Whether it’s the burden of too much work and too little time, the almost overwhelming variety of media outlets and blogs, or simply wanting to avoid the tedium of researching audience segments, many of us find it easier to “mass blast” a release or send a pitch to all the media outlets we imagine would be interested. But despite all the factors that may be leading you into temptation, resist.
A generic message will not make as strong an impression as more targeted communications. Plus, if your audience figures out that you’re sending them a “canned” message, you run the risk of alienating them.
Whether you’re writing a pitch, a press release, a lead generation offer, a speech, etc., take the time to tailor your words to meet the needs and interests of your audience or segments of your audience.
Identify Your Target(s)
Developing a message targeted to your audience involves understanding who your audience is, which may involve a number of tasks. If you’re lucky, it may be as quick and simple as looking over a Google Analytics report but odds are, it will take a little more effort:
- Try talking with your salespeople and customer service personnel to find out about the target audience’s issues and concerns.

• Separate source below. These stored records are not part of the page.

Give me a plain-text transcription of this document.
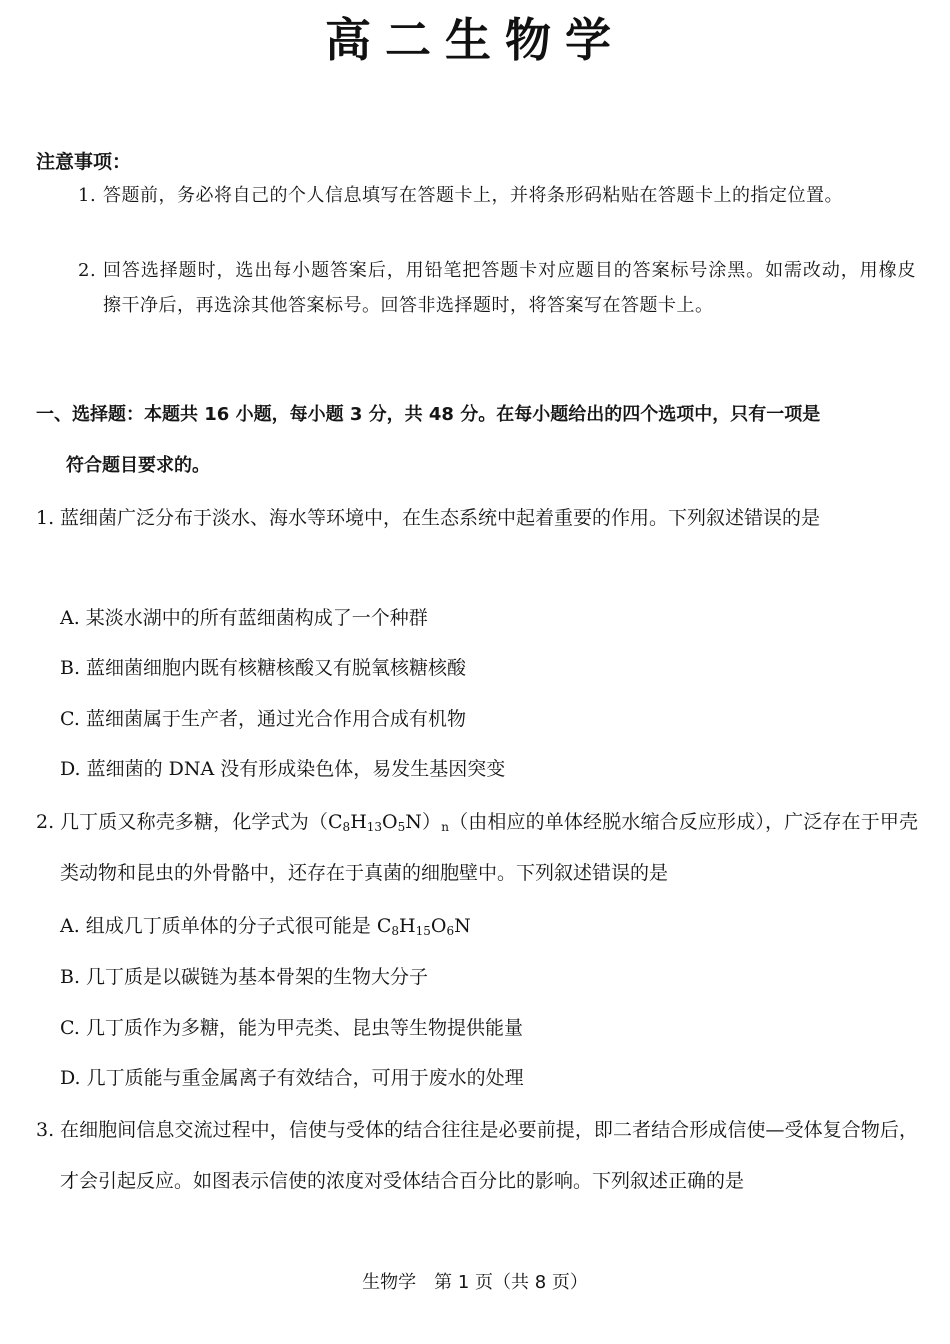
高二生物学
注意事项：
1. 答题前，务必将自己的个人信息填写在答题卡上，并将条形码粘贴在答题卡上的指定位置。
2. 回答选择题时，选出每小题答案后，用铅笔把答题卡对应题目的答案标号涂黑。如需改动，用橡皮擦干净后，再选涂其他答案标号。回答非选择题时，将答案写在答题卡上。
一、选择题：本题共 16 小题，每小题 3 分，共 48 分。在每小题给出的四个选项中，只有一项是

符合题目要求的。
1. 蓝细菌广泛分布于淡水、海水等环境中，在生态系统中起着重要的作用。下列叙述错误的是
A. 某淡水湖中的所有蓝细菌构成了一个种群
B. 蓝细菌细胞内既有核糖核酸又有脱氧核糖核酸
C. 蓝细菌属于生产者，通过光合作用合成有机物
D. 蓝细菌的 DNA 没有形成染色体，易发生基因突变
2. 几丁质又称壳多糖，化学式为$(C_8H_{13}O_5N)_n$（由相应的单体经脱水缩合反应形成），广泛存在于甲壳类动物和昆虫的外骨骼中，还存在于真菌的细胞壁中。下列叙述错误的是
A. 组成几丁质单体的分子式很可能是 $C_8H_{15}O_6N$
B. 几丁质是以碳链为基本骨架的生物大分子
C. 几丁质作为多糖，能为甲壳类、昆虫等生物提供能量
D. 几丁质能与重金属离子有效结合，可用于废水的处理
3. 在细胞间信息交流过程中，信使与受体的结合往往是必要前提，即二者结合形成信使—受体复合物后，才会引起反应。如图表示信使的浓度对受体结合百分比的影响。下列叙述正确的是
生物学　第 1 页（共 8 页）
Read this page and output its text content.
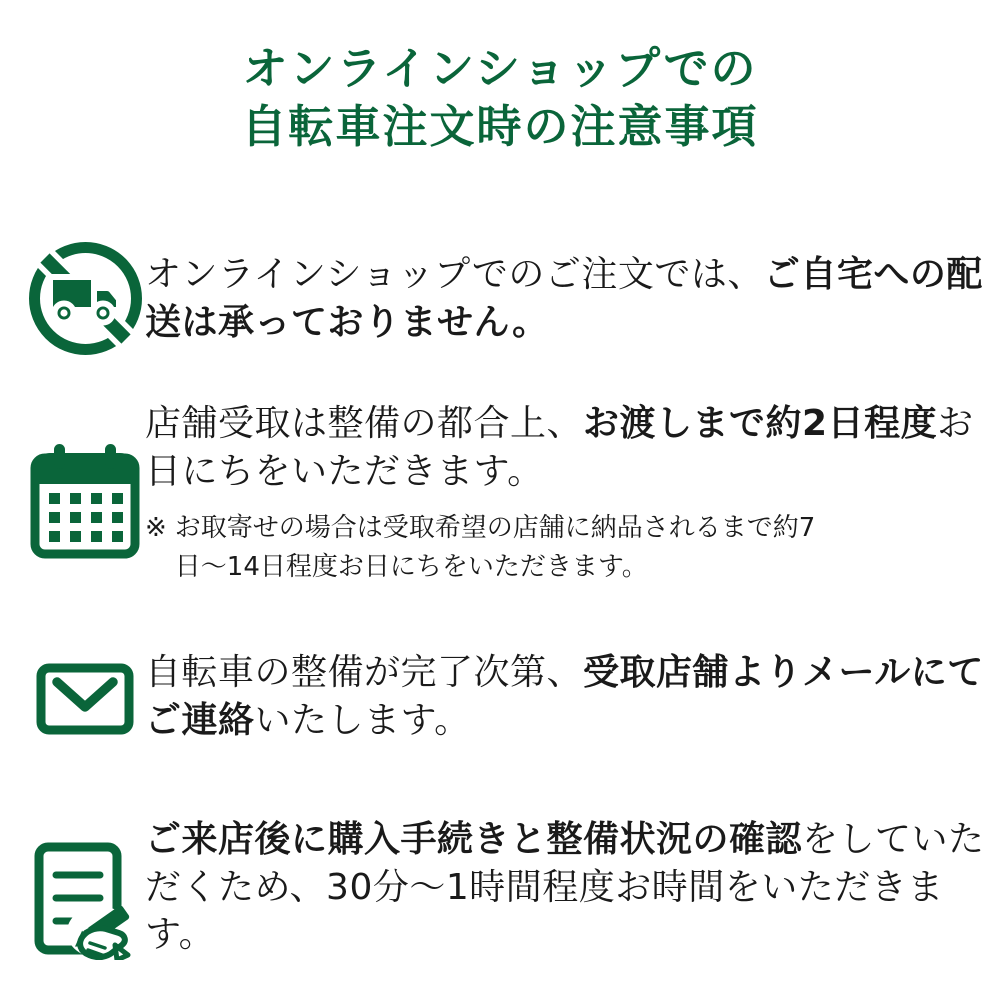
オンラインショップでの
自転車注文時の注意事項

オンラインショップでのご注文では、ご自宅への配送は承っておりません。

店舗受取は整備の都合上、お渡しまで約2日程度お日にちをいただきます。

※ お取寄せの場合は受取希望の店舗に納品されるまで約7日〜14日程度お日にちをいただきます。

自転車の整備が完了次第、受取店舗よりメールにてご連絡いたします。

ご来店後に購入手続きと整備状況の確認をしていただくため、30分〜1時間程度お時間をいただきます。
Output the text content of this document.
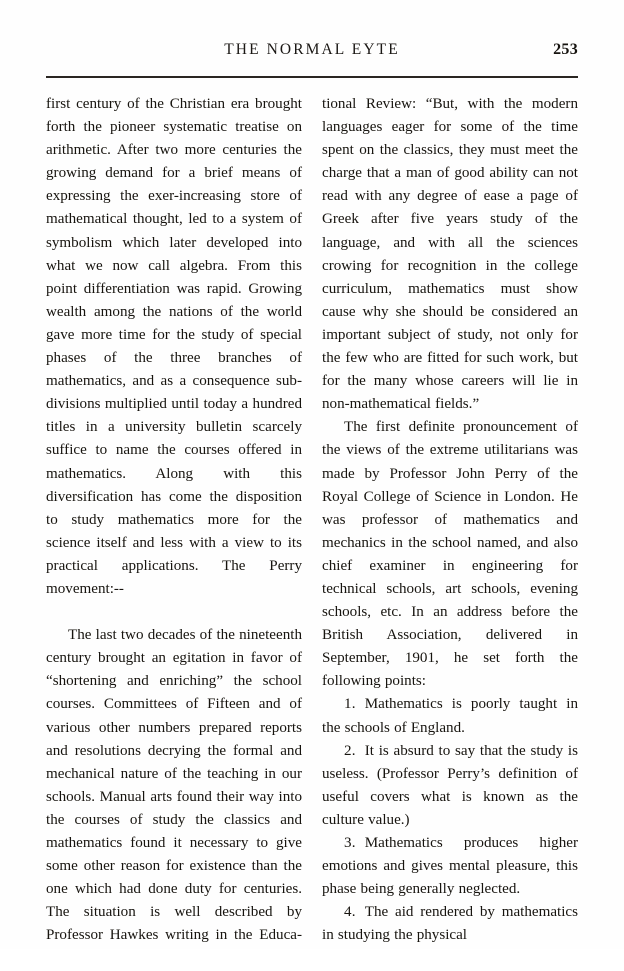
THE NORMAL EYTE	253

first century of the Christian era brought forth the pioneer systematic treatise on arithmetic. After two more centuries the growing demand for a brief means of expressing the exer-increasing store of mathematical thought, led to a system of symbolism which later developed into what we now call algebra. From this point differentiation was rapid. Growing wealth among the nations of the world gave more time for the study of special phases of the three branches of mathematics, and as a consequence sub-divisions multiplied until today a hundred titles in a university bulletin scarcely suffice to name the courses offered in mathematics. Along with this diversification has come the disposition to study mathematics more for the science itself and less with a view to its practical applications. The Perry movement:--

The last two decades of the nineteenth century brought an egitation in favor of “shortening and enriching” the school courses. Committees of Fifteen and of various other numbers prepared reports and resolutions decrying the formal and mechanical nature of the teaching in our schools. Manual arts found their way into the courses of study the classics and mathematics found it necessary to give some other reason for existence than the one which had done duty for centuries. The situation is well described by Professor Hawkes writing in the Educa-

tional Review: “But, with the modern languages eager for some of the time spent on the classics, they must meet the charge that a man of good ability can not read with any degree of ease a page of Greek after five years study of the language, and with all the sciences crowing for recognition in the college curriculum, mathematics must show cause why she should be considered an important subject of study, not only for the few who are fitted for such work, but for the many whose careers will lie in non-mathematical fields.”

The first definite pronouncement of the views of the extreme utilitarians was made by Professor John Perry of the Royal College of Science in London. He was professor of mathematics and mechanics in the school named, and also chief examiner in engineering for technical schools, art schools, evening schools, etc. In an address before the British Association, delivered in September, 1901, he set forth the following points:

1. Mathematics is poorly taught in the schools of England.

2. It is absurd to say that the study is useless. (Professor Perry’s definition of useful covers what is known as the culture value.)

3. Mathematics produces higher emotions and gives mental pleasure, this phase being generally neglected.

4. The aid rendered by mathematics in studying the physical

- Find resources for studying the demographics and psychographics of your existing or prospective audience.
- Visit trade conventions, fairs, exhibitions sales outlets as well as online groups and social media to talk to clients, prospects and their influencers.
- If you’re giving a speech, talk to the event organizer about his/her objectives, the audience and their interests, etc.
You may not have to do every single one of these tasks but you will probably have to do a few of them as well as a few other tactics.
If you’re targeting media outlets, study the topics they cover and their readership. Just because two media outlets appear to cover the same area does not mean that they are both prime targets for your message. For example, Flying Adventures Magazine and Plane and Pilot sound like they’re both for people who love to fly, so they’re both likely to be receptive to the same kind of messages, right? Actually, Flying Adventures Magazine covers lifestyle travel for people with access to private aircraft while Plane and Pilot covers general aviation issues for pilots, instructors, technicians, etc.
Tailor Your Content to Your Target(s)
When your message will be of interest to different target audiences, make sure you tailor it to address each group’s specific needs or interests. Sometimes it takes no more than a change of headlines and a few strategic words.
For example, release headlines for a new audio program that helps individuals learn Spanish can state “New Language Program Teaches Business Spanish in 40 Lessons” for media outlets targeting businesses.
A release aimed at educators could read “New Audio Teaching Aid for Spanish Instructors,” or “Spanish Students Reinforce Language Skills with New Audio Tutorials” to attract both teachers and parents.
Communication experts often advise tying your pitch to a journalist’s recent work, if possible (warning: some reporters say that simply mentioning their most recent article comes off as disingenuous). I found an interesting post from March Communications about the importance of tailoring pitches. As it turns out, not looking into the history of a company’s interactions with a particular journalist can also cause a somewhat awkward situation.
Sure you’re busy and targeting takes a lot of time, but at the very least you’ll be respected as a professional. At most, you’ll find more of your target audience responding to your message.